Z trudem powstrzymała dreszcz. Może jednak nie jego spojrzenie sprawiło, że się w nim zakochała, ale głęboki głos. Niski ton pasował do mężczyzny jego wzrostu i sprawiał, że Nicholas wydawał się jeszcze wyższy. Ale barwa głosu była czymś, nad czym nie miał kontroli. Mógł kontrolować tylko wypowiadane słowa, a te były zimne i oficjalne, jakby przyjechał z wizytą do obcych.

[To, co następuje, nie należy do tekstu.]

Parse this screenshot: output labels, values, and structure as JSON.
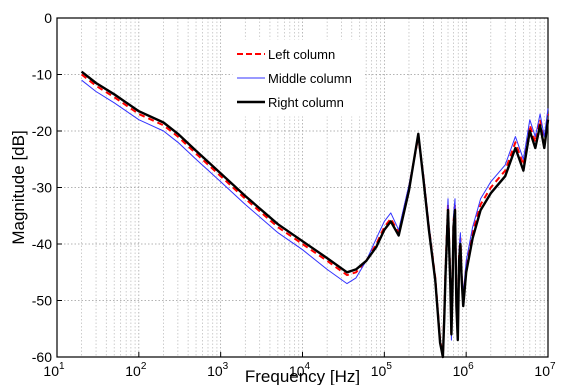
{
  "chart_data": {
    "type": "line",
    "title": "",
    "xlabel": "Frequency [Hz]",
    "ylabel": "Magnitude [dB]",
    "xscale": "log",
    "xlim": [
      10,
      10000000
    ],
    "ylim": [
      -60,
      0
    ],
    "grid": "on (dotted, minor log grid on x)",
    "legend_position": "top-center",
    "x_ticks": [
      {
        "base": "10",
        "exp": "1"
      },
      {
        "base": "10",
        "exp": "2"
      },
      {
        "base": "10",
        "exp": "3"
      },
      {
        "base": "10",
        "exp": "4"
      },
      {
        "base": "10",
        "exp": "5"
      },
      {
        "base": "10",
        "exp": "6"
      },
      {
        "base": "10",
        "exp": "7"
      }
    ],
    "y_ticks": [
      "0",
      "-10",
      "-20",
      "-30",
      "-40",
      "-50",
      "-60"
    ],
    "series": [
      {
        "name": "Left column",
        "color": "#ff0000",
        "style": "dashed",
        "x": [
          20,
          30,
          50,
          100,
          200,
          300,
          500,
          1000,
          2000,
          5000,
          10000,
          20000,
          35000,
          45000,
          60000,
          80000,
          100000,
          120000,
          150000,
          200000,
          260000,
          300000,
          350000,
          420000,
          480000,
          520000,
          540000,
          560000,
          600000,
          640000,
          660000,
          680000,
          700000,
          730000,
          760000,
          790000,
          820000,
          850000,
          880000,
          920000,
          1000000,
          1200000,
          1500000,
          2000000,
          3000000,
          4000000,
          5000000,
          6000000,
          7000000,
          8000000,
          9000000,
          10000000
        ],
        "y": [
          -10,
          -12,
          -14,
          -17,
          -19,
          -21,
          -24,
          -28,
          -32,
          -37,
          -40,
          -43,
          -45.5,
          -45,
          -43,
          -40,
          -37,
          -35.5,
          -38,
          -30,
          -21,
          -28,
          -37,
          -46,
          -57,
          -60,
          -52,
          -44,
          -33,
          -46,
          -56,
          -47,
          -36,
          -33,
          -50,
          -56,
          -42,
          -39,
          -45,
          -50,
          -44,
          -38,
          -33,
          -30,
          -27,
          -22,
          -26,
          -19,
          -22,
          -18,
          -22,
          -17
        ]
      },
      {
        "name": "Middle column",
        "color": "#3333ff",
        "style": "solid-thin",
        "x": [
          20,
          30,
          50,
          100,
          200,
          300,
          500,
          1000,
          2000,
          5000,
          10000,
          20000,
          35000,
          45000,
          60000,
          80000,
          100000,
          120000,
          150000,
          200000,
          260000,
          300000,
          350000,
          420000,
          480000,
          520000,
          540000,
          560000,
          600000,
          640000,
          660000,
          680000,
          700000,
          730000,
          760000,
          790000,
          820000,
          850000,
          880000,
          920000,
          1000000,
          1200000,
          1500000,
          2000000,
          3000000,
          4000000,
          5000000,
          6000000,
          7000000,
          8000000,
          9000000,
          10000000
        ],
        "y": [
          -11,
          -13,
          -15,
          -18,
          -20,
          -22,
          -25,
          -29,
          -33,
          -38,
          -41,
          -44.5,
          -47,
          -46,
          -43,
          -39,
          -36,
          -34.5,
          -37.5,
          -29.5,
          -21,
          -27.5,
          -36.5,
          -46,
          -57,
          -60,
          -51,
          -43,
          -32,
          -45,
          -57,
          -46,
          -35,
          -32,
          -50,
          -56,
          -41,
          -38,
          -44,
          -49,
          -43,
          -37,
          -32,
          -29,
          -26,
          -21,
          -25,
          -18,
          -21,
          -17,
          -21,
          -16
        ]
      },
      {
        "name": "Right column",
        "color": "#000000",
        "style": "solid-thick",
        "x": [
          20,
          30,
          50,
          100,
          200,
          300,
          500,
          1000,
          2000,
          5000,
          10000,
          20000,
          35000,
          45000,
          60000,
          80000,
          100000,
          120000,
          150000,
          200000,
          260000,
          300000,
          350000,
          420000,
          480000,
          520000,
          540000,
          560000,
          600000,
          640000,
          660000,
          680000,
          700000,
          730000,
          760000,
          790000,
          820000,
          850000,
          880000,
          920000,
          1000000,
          1200000,
          1500000,
          2000000,
          3000000,
          4000000,
          5000000,
          6000000,
          7000000,
          8000000,
          9000000,
          10000000
        ],
        "y": [
          -9.5,
          -11.5,
          -13.5,
          -16.5,
          -18.5,
          -20.5,
          -23.5,
          -27.5,
          -31.5,
          -36.5,
          -39.5,
          -42.5,
          -45,
          -44.5,
          -43,
          -40.5,
          -37.5,
          -36,
          -38.5,
          -30.5,
          -20.5,
          -28.5,
          -37.5,
          -46.5,
          -57.5,
          -60,
          -53,
          -45,
          -34,
          -47,
          -56,
          -48,
          -37,
          -34,
          -51,
          -57,
          -43,
          -40,
          -46,
          -51,
          -45,
          -39,
          -34,
          -31,
          -28,
          -23,
          -27,
          -20,
          -23,
          -19,
          -23,
          -18
        ]
      }
    ]
  }
}
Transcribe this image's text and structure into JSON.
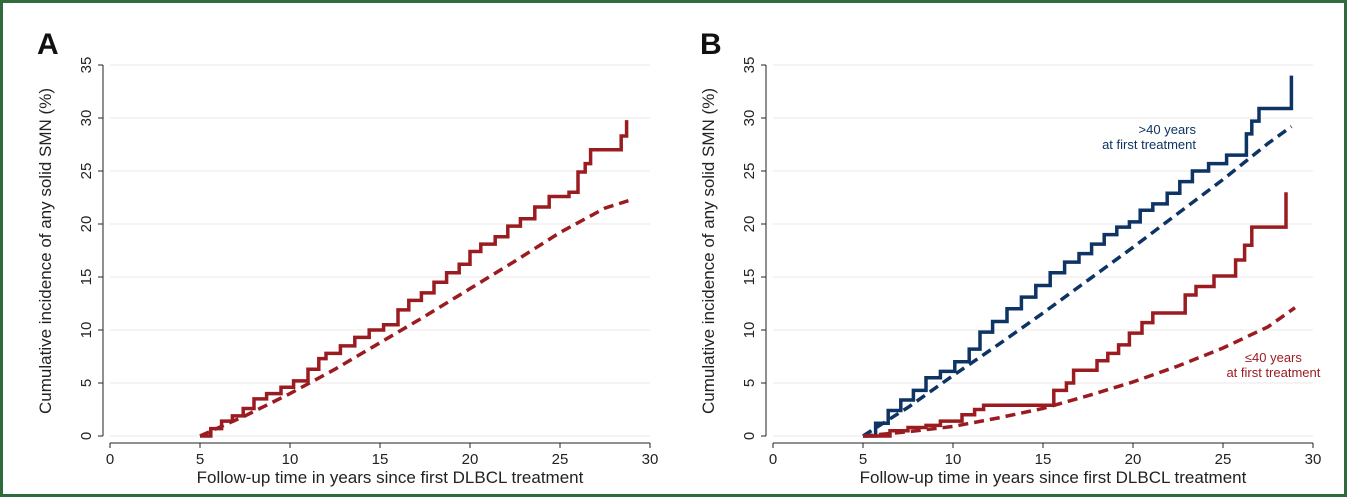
{
  "colors": {
    "red": "#9b1c20",
    "blue": "#0d3464",
    "border": "#2f6b3c",
    "grid": "#eaeaea"
  },
  "chart_data": [
    {
      "panel_label": "A",
      "type": "line",
      "xlabel": "Follow-up time in years since first DLBCL treatment",
      "ylabel": "Cumulative incidence of any solid SMN (%)",
      "xlim": [
        0,
        30
      ],
      "ylim": [
        0,
        35
      ],
      "xticks": [
        0,
        5,
        10,
        15,
        20,
        25,
        30
      ],
      "yticks": [
        0,
        5,
        10,
        15,
        20,
        25,
        30,
        35
      ],
      "grid": true,
      "series": [
        {
          "style": "step-solid",
          "color": "#9b1c20",
          "x": [
            5,
            5.6,
            6.2,
            6.8,
            7.4,
            8,
            8.7,
            9.5,
            10.2,
            11,
            11.6,
            12,
            12.8,
            13.6,
            14.4,
            15.2,
            16,
            16.6,
            17.3,
            18,
            18.7,
            19.4,
            20,
            20.6,
            21.4,
            22.1,
            22.8,
            23.6,
            24.4,
            25.5,
            26,
            26.4,
            26.7,
            27.1,
            28,
            28.4,
            28.7
          ],
          "y": [
            0,
            0.7,
            1.4,
            1.9,
            2.6,
            3.5,
            4.0,
            4.6,
            5.2,
            6.3,
            7.3,
            7.8,
            8.5,
            9.3,
            10.0,
            10.5,
            11.9,
            12.8,
            13.5,
            14.5,
            15.4,
            16.2,
            17.4,
            18.1,
            18.8,
            19.8,
            20.5,
            21.6,
            22.6,
            23.0,
            24.9,
            25.7,
            27.0,
            27.0,
            27.0,
            28.3,
            29.8
          ]
        },
        {
          "style": "dashed",
          "color": "#9b1c20",
          "x": [
            5,
            7.5,
            10,
            12.5,
            15,
            17.5,
            20,
            22.5,
            25,
            27.5,
            28.8
          ],
          "y": [
            0,
            1.9,
            4.0,
            6.3,
            8.8,
            11.3,
            13.9,
            16.5,
            19.2,
            21.5,
            22.2
          ]
        }
      ]
    },
    {
      "panel_label": "B",
      "type": "line",
      "xlabel": "Follow-up time in years since first DLBCL treatment",
      "ylabel": "Cumulative incidence of any solid SMN (%)",
      "xlim": [
        0,
        30
      ],
      "ylim": [
        0,
        35
      ],
      "xticks": [
        0,
        5,
        10,
        15,
        20,
        25,
        30
      ],
      "yticks": [
        0,
        5,
        10,
        15,
        20,
        25,
        30,
        35
      ],
      "grid": true,
      "annotations": [
        {
          "lines": [
            ">40 years",
            "at first treatment"
          ],
          "x": 23.5,
          "y": 28.5,
          "color": "#0d3464",
          "anchor": "end"
        },
        {
          "lines": [
            "≤40 years",
            "at first treatment"
          ],
          "x": 27.8,
          "y": 7.0,
          "color": "#9b1c20",
          "anchor": "middle"
        }
      ],
      "series": [
        {
          "style": "step-solid",
          "color": "#0d3464",
          "x": [
            5,
            5.7,
            6.4,
            7.1,
            7.8,
            8.5,
            9.3,
            10.1,
            10.9,
            11.5,
            12.2,
            13,
            13.8,
            14.6,
            15.4,
            16.2,
            17,
            17.7,
            18.4,
            19.1,
            19.8,
            20.4,
            21.1,
            21.9,
            22.6,
            23.3,
            24.2,
            25.2,
            25.9,
            26.3,
            26.6,
            27,
            27.4,
            28.8
          ],
          "y": [
            0,
            1.2,
            2.4,
            3.4,
            4.3,
            5.5,
            6.1,
            7.0,
            8.2,
            9.8,
            10.8,
            12.0,
            13.1,
            14.2,
            15.4,
            16.4,
            17.2,
            18.1,
            19.0,
            19.7,
            20.2,
            21.3,
            21.9,
            22.9,
            24.0,
            25.0,
            25.7,
            26.5,
            26.5,
            28.5,
            29.7,
            30.9,
            30.9,
            34.0
          ]
        },
        {
          "style": "dashed",
          "color": "#0d3464",
          "x": [
            5,
            7.5,
            10,
            12.5,
            15,
            17.5,
            20,
            22.5,
            25,
            27.5,
            28.8
          ],
          "y": [
            0,
            2.7,
            5.7,
            8.6,
            11.6,
            14.7,
            17.8,
            21.0,
            24.2,
            27.6,
            29.2
          ]
        },
        {
          "style": "step-solid",
          "color": "#9b1c20",
          "x": [
            5,
            6.5,
            7.5,
            8.5,
            9.3,
            10.5,
            11.2,
            11.7,
            15.6,
            16.3,
            16.7,
            17.4,
            18,
            18.6,
            19.2,
            19.8,
            20.5,
            21.1,
            21.6,
            22.9,
            23.2,
            23.5,
            24,
            24.5,
            25.2,
            25.7,
            26.2,
            26.6,
            28,
            28.5
          ],
          "y": [
            0,
            0.5,
            0.8,
            1.0,
            1.4,
            2.0,
            2.5,
            2.9,
            4.3,
            5.0,
            6.2,
            6.2,
            7.1,
            7.8,
            8.6,
            9.7,
            10.7,
            11.6,
            11.6,
            13.3,
            13.3,
            14.1,
            14.1,
            15.1,
            15.1,
            16.6,
            18.0,
            19.7,
            19.7,
            23.0
          ]
        },
        {
          "style": "dashed",
          "color": "#9b1c20",
          "x": [
            5,
            7.5,
            10,
            12.5,
            15,
            17.5,
            20,
            22.5,
            25,
            27.5,
            29
          ],
          "y": [
            0,
            0.4,
            0.9,
            1.7,
            2.6,
            3.8,
            5.1,
            6.6,
            8.3,
            10.3,
            12.1
          ]
        }
      ]
    }
  ]
}
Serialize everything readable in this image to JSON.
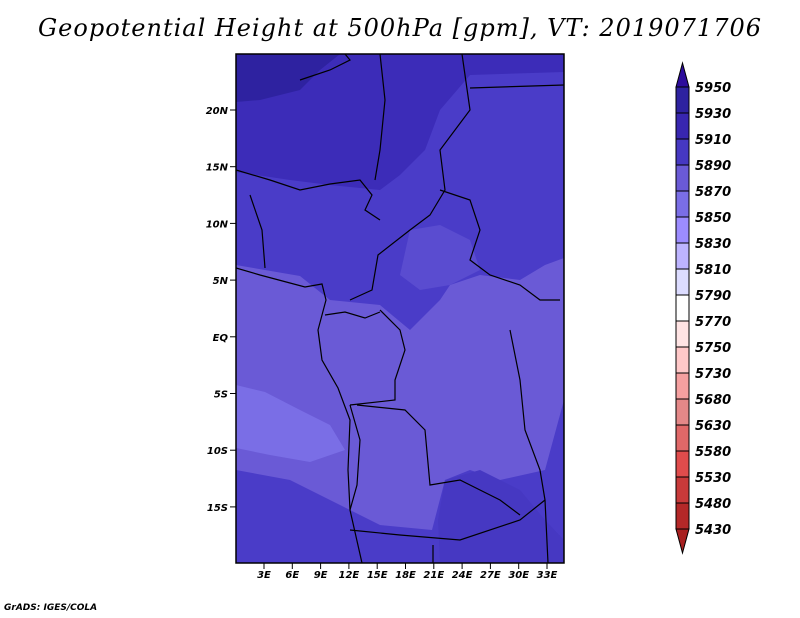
{
  "title": "Geopotential Height at 500hPa [gpm], VT: 2019071706",
  "footer": "GrADS: IGES/COLA",
  "lat_labels": [
    "20N",
    "15N",
    "10N",
    "5N",
    "EQ",
    "5S",
    "10S",
    "15S"
  ],
  "lon_labels": [
    "3E",
    "6E",
    "9E",
    "12E",
    "15E",
    "18E",
    "21E",
    "24E",
    "27E",
    "30E",
    "33E"
  ],
  "colorbar": {
    "labels": [
      "5950",
      "5930",
      "5910",
      "5890",
      "5870",
      "5850",
      "5830",
      "5810",
      "5790",
      "5770",
      "5750",
      "5730",
      "5680",
      "5630",
      "5580",
      "5530",
      "5480",
      "5430"
    ],
    "top_arrow_color": "#2d0c9c",
    "bottom_arrow_color": "#a82020",
    "colors": [
      "#2e22a0",
      "#3826b0",
      "#4638c2",
      "#6a5ad6",
      "#7a6ee6",
      "#9c8cff",
      "#bdb4ff",
      "#dcdcff",
      "#ffffff",
      "#ffe4e4",
      "#ffc8c8",
      "#f5a0a0",
      "#e48888",
      "#e06868",
      "#e04c4c",
      "#c83a3a",
      "#b42828"
    ]
  }
}
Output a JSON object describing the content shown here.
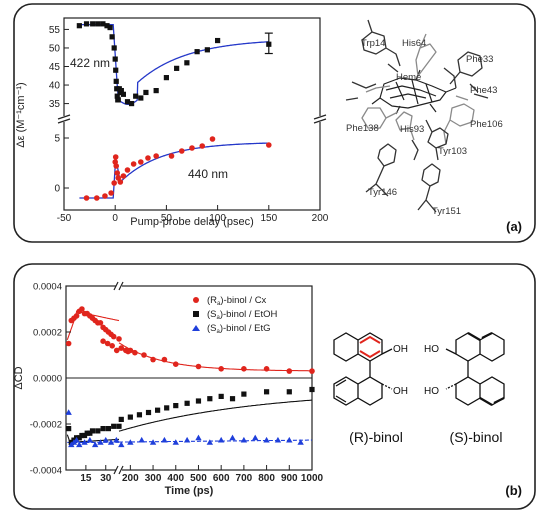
{
  "panel_a": {
    "tag": "(a)",
    "label_422": "422 nm",
    "label_440": "440 nm",
    "residues": [
      "Trp14",
      "His64",
      "Phe33",
      "Phe43",
      "Heme",
      "Phe138",
      "His93",
      "Phe106",
      "Tyr103",
      "Tyr146",
      "Tyr151"
    ]
  },
  "panel_b": {
    "tag": "(b)",
    "mol_r": "(R)-binol",
    "mol_s": "(S)-binol"
  },
  "chart_data": [
    {
      "type": "scatter",
      "title": "",
      "xlabel": "Pump-probe delay (psec)",
      "ylabel": "Δε (M⁻¹cm⁻¹)",
      "xlim": [
        -50,
        200
      ],
      "xticks": [
        -50,
        0,
        50,
        100,
        150,
        200
      ],
      "xticklabels": [
        "-50",
        "0",
        "50",
        "100",
        "150",
        "200"
      ],
      "upper_yticks": [
        35,
        40,
        45,
        50,
        55
      ],
      "lower_yticks": [
        0,
        5
      ],
      "series": [
        {
          "name": "422 nm",
          "marker": "square",
          "color": "#111111",
          "x": [
            -35,
            -28,
            -22,
            -17,
            -12,
            -8,
            -5,
            -3,
            -1,
            0,
            0.5,
            1,
            1.5,
            2,
            2.5,
            3,
            4,
            5,
            6,
            8,
            12,
            16,
            20,
            25,
            30,
            40,
            50,
            60,
            70,
            80,
            90,
            100,
            150
          ],
          "y": [
            56,
            56.5,
            56.5,
            56.5,
            56.5,
            56,
            55.5,
            53,
            50,
            47,
            44,
            41,
            39,
            37,
            36,
            36,
            39,
            38,
            38.5,
            37.5,
            35.5,
            35,
            37,
            36.5,
            38,
            38.5,
            42,
            44.5,
            46,
            49,
            49.5,
            52,
            51
          ]
        },
        {
          "name": "440 nm",
          "marker": "circle",
          "color": "#e0251d",
          "x": [
            -28,
            -18,
            -10,
            -4,
            -1,
            0,
            0.5,
            1,
            2,
            3,
            5,
            8,
            12,
            18,
            25,
            32,
            40,
            55,
            65,
            75,
            85,
            95,
            150
          ],
          "y": [
            -1,
            -1,
            -0.8,
            -0.5,
            0.5,
            2.6,
            3.1,
            2.2,
            1.5,
            1,
            0.6,
            1.2,
            1.8,
            2.4,
            2.6,
            3,
            3.2,
            3.2,
            3.7,
            4,
            4.2,
            4.9,
            4.3
          ]
        }
      ]
    },
    {
      "type": "scatter",
      "title": "",
      "xlabel": "Time (ps)",
      "ylabel": "ΔCD",
      "ylim": [
        -0.0004,
        0.0004
      ],
      "yticks": [
        -0.0004,
        -0.0002,
        0.0,
        0.0002,
        0.0004
      ],
      "yticklabels": [
        "-0.0004",
        "-0.0002",
        "0.0000",
        "0.0002",
        "0.0004"
      ],
      "xticks": [
        15,
        30,
        200,
        300,
        400,
        500,
        600,
        700,
        800,
        900,
        1000
      ],
      "xticklabels": [
        "15",
        "30",
        "200",
        "300",
        "400",
        "500",
        "600",
        "700",
        "800",
        "900",
        "1000"
      ],
      "legend_position": "top-right",
      "series": [
        {
          "name": "(R)-binol / Cx",
          "name_prefix": "(R",
          "name_sub": "a",
          "name_suffix": ")-binol / Cx",
          "marker": "circle",
          "color": "#e0251d",
          "x": [
            2,
            4,
            6,
            8,
            10,
            12,
            14,
            16,
            18,
            20,
            22,
            24,
            26,
            28,
            30,
            32,
            34,
            36,
            40,
            80,
            100,
            120,
            140,
            160,
            180,
            190,
            200,
            220,
            260,
            300,
            350,
            400,
            500,
            600,
            700,
            800,
            900,
            1000
          ],
          "y": [
            0.00015,
            0.00025,
            0.00026,
            0.00027,
            0.00029,
            0.0003,
            0.00028,
            0.00028,
            0.00027,
            0.00026,
            0.00025,
            0.00024,
            0.00024,
            0.00022,
            0.00021,
            0.0002,
            0.00019,
            0.00018,
            0.00017,
            0.00016,
            0.00015,
            0.00014,
            0.00012,
            0.00013,
            0.00012,
            0.000115,
            0.00012,
            0.00011,
            0.0001,
            8e-05,
            8e-05,
            6e-05,
            5e-05,
            4e-05,
            4e-05,
            4e-05,
            3e-05,
            3e-05
          ]
        },
        {
          "name": "(S)-binol / EtOH",
          "name_prefix": "(S",
          "name_sub": "a",
          "name_suffix": ")-binol / EtOH",
          "marker": "square",
          "color": "#111111",
          "x": [
            2,
            4,
            6,
            8,
            10,
            12,
            14,
            16,
            18,
            20,
            24,
            28,
            32,
            36,
            40,
            160,
            200,
            240,
            280,
            320,
            360,
            400,
            450,
            500,
            550,
            600,
            650,
            700,
            800,
            900,
            1000
          ],
          "y": [
            -0.00022,
            -0.00028,
            -0.00027,
            -0.00026,
            -0.00026,
            -0.00025,
            -0.00025,
            -0.00024,
            -0.00024,
            -0.00023,
            -0.00023,
            -0.00022,
            -0.00022,
            -0.00021,
            -0.00021,
            -0.00018,
            -0.00017,
            -0.00016,
            -0.00015,
            -0.00014,
            -0.00013,
            -0.00012,
            -0.00011,
            -0.0001,
            -9e-05,
            -8e-05,
            -9e-05,
            -7e-05,
            -6e-05,
            -6e-05,
            -5e-05
          ]
        },
        {
          "name": "(S)-binol / EtG",
          "name_prefix": "(S",
          "name_sub": "a",
          "name_suffix": ")-binol / EtG",
          "marker": "triangle",
          "color": "#1f3fdb",
          "x": [
            2,
            4,
            6,
            8,
            10,
            14,
            18,
            22,
            26,
            30,
            34,
            38,
            160,
            200,
            250,
            300,
            350,
            400,
            450,
            500,
            550,
            600,
            650,
            700,
            750,
            800,
            850,
            900,
            950
          ],
          "y": [
            -0.00015,
            -0.00029,
            -0.00028,
            -0.00027,
            -0.00029,
            -0.00028,
            -0.00027,
            -0.00029,
            -0.00028,
            -0.00027,
            -0.00028,
            -0.00027,
            -0.00029,
            -0.00028,
            -0.00027,
            -0.00028,
            -0.00027,
            -0.00028,
            -0.00027,
            -0.00026,
            -0.00028,
            -0.00027,
            -0.00026,
            -0.00027,
            -0.00026,
            -0.00027,
            -0.00027,
            -0.00027,
            -0.00028
          ]
        }
      ]
    }
  ]
}
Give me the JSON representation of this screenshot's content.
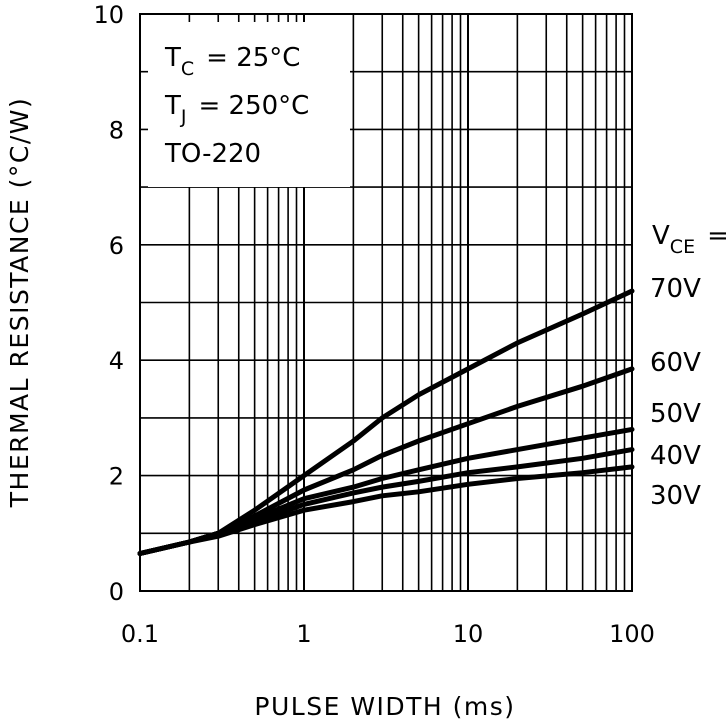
{
  "chart_data": {
    "type": "line",
    "xscale": "log",
    "xlim": [
      0.1,
      100
    ],
    "ylim": [
      0,
      10
    ],
    "xlabel": "PULSE WIDTH (ms)",
    "ylabel": "THERMAL RESISTANCE (°C/W)",
    "x_ticks": [
      "0.1",
      "1",
      "10",
      "100"
    ],
    "y_ticks": [
      "0",
      "2",
      "4",
      "6",
      "8",
      "10"
    ],
    "grid": true,
    "annotations": {
      "tc_main": "T",
      "tc_sub": "C",
      "tc_value": "= 25°C",
      "tj_main": "T",
      "tj_sub": "J",
      "tj_value": "= 250°C",
      "package": "TO-220",
      "vce_main": "V",
      "vce_sub": "CE",
      "vce_eq": "="
    },
    "series": [
      {
        "name": "70V",
        "x": [
          0.1,
          0.2,
          0.3,
          0.5,
          1,
          2,
          3,
          5,
          10,
          20,
          50,
          100
        ],
        "y": [
          0.65,
          0.85,
          1.0,
          1.4,
          2.0,
          2.6,
          3.0,
          3.4,
          3.85,
          4.3,
          4.8,
          5.2
        ]
      },
      {
        "name": "60V",
        "x": [
          0.1,
          0.2,
          0.3,
          0.5,
          1,
          2,
          3,
          5,
          10,
          20,
          50,
          100
        ],
        "y": [
          0.65,
          0.85,
          1.0,
          1.3,
          1.75,
          2.1,
          2.35,
          2.6,
          2.9,
          3.2,
          3.55,
          3.85
        ]
      },
      {
        "name": "50V",
        "x": [
          0.1,
          0.2,
          0.3,
          0.5,
          1,
          2,
          3,
          5,
          10,
          20,
          50,
          100
        ],
        "y": [
          0.65,
          0.85,
          1.0,
          1.25,
          1.6,
          1.8,
          1.95,
          2.1,
          2.3,
          2.45,
          2.65,
          2.8
        ]
      },
      {
        "name": "40V",
        "x": [
          0.1,
          0.2,
          0.3,
          0.5,
          1,
          2,
          3,
          5,
          10,
          20,
          50,
          100
        ],
        "y": [
          0.65,
          0.85,
          1.0,
          1.2,
          1.5,
          1.7,
          1.8,
          1.9,
          2.05,
          2.15,
          2.3,
          2.45
        ]
      },
      {
        "name": "30V",
        "x": [
          0.1,
          0.2,
          0.3,
          0.5,
          1,
          2,
          3,
          5,
          10,
          20,
          50,
          100
        ],
        "y": [
          0.65,
          0.85,
          0.95,
          1.15,
          1.4,
          1.55,
          1.65,
          1.72,
          1.85,
          1.95,
          2.05,
          2.15
        ]
      }
    ]
  }
}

Przeszył ją gniew. Próbował w ten sposób dać jej do zrozumienia, że jest dla niego tylko na wpół obcą osobą znaną z dawnych lat, jak jakaś służąca albo rzadko widywana mieszkanka pobliskiej posiadłości? Jej gniew narastał, ale trzymała uczucia w ryzach. Nie była już tą samą Matildą, którą tak beztrosko porzucił.
Odsunęła emocje na bok i oznajmiła tym samym spokojnym tonem:
– Wróciłeś do domu, więc to jest odpowiednia pora na posiłek. Ale nie będzie to zwyczajny posiłek. Nicholasie, czas na ucztę.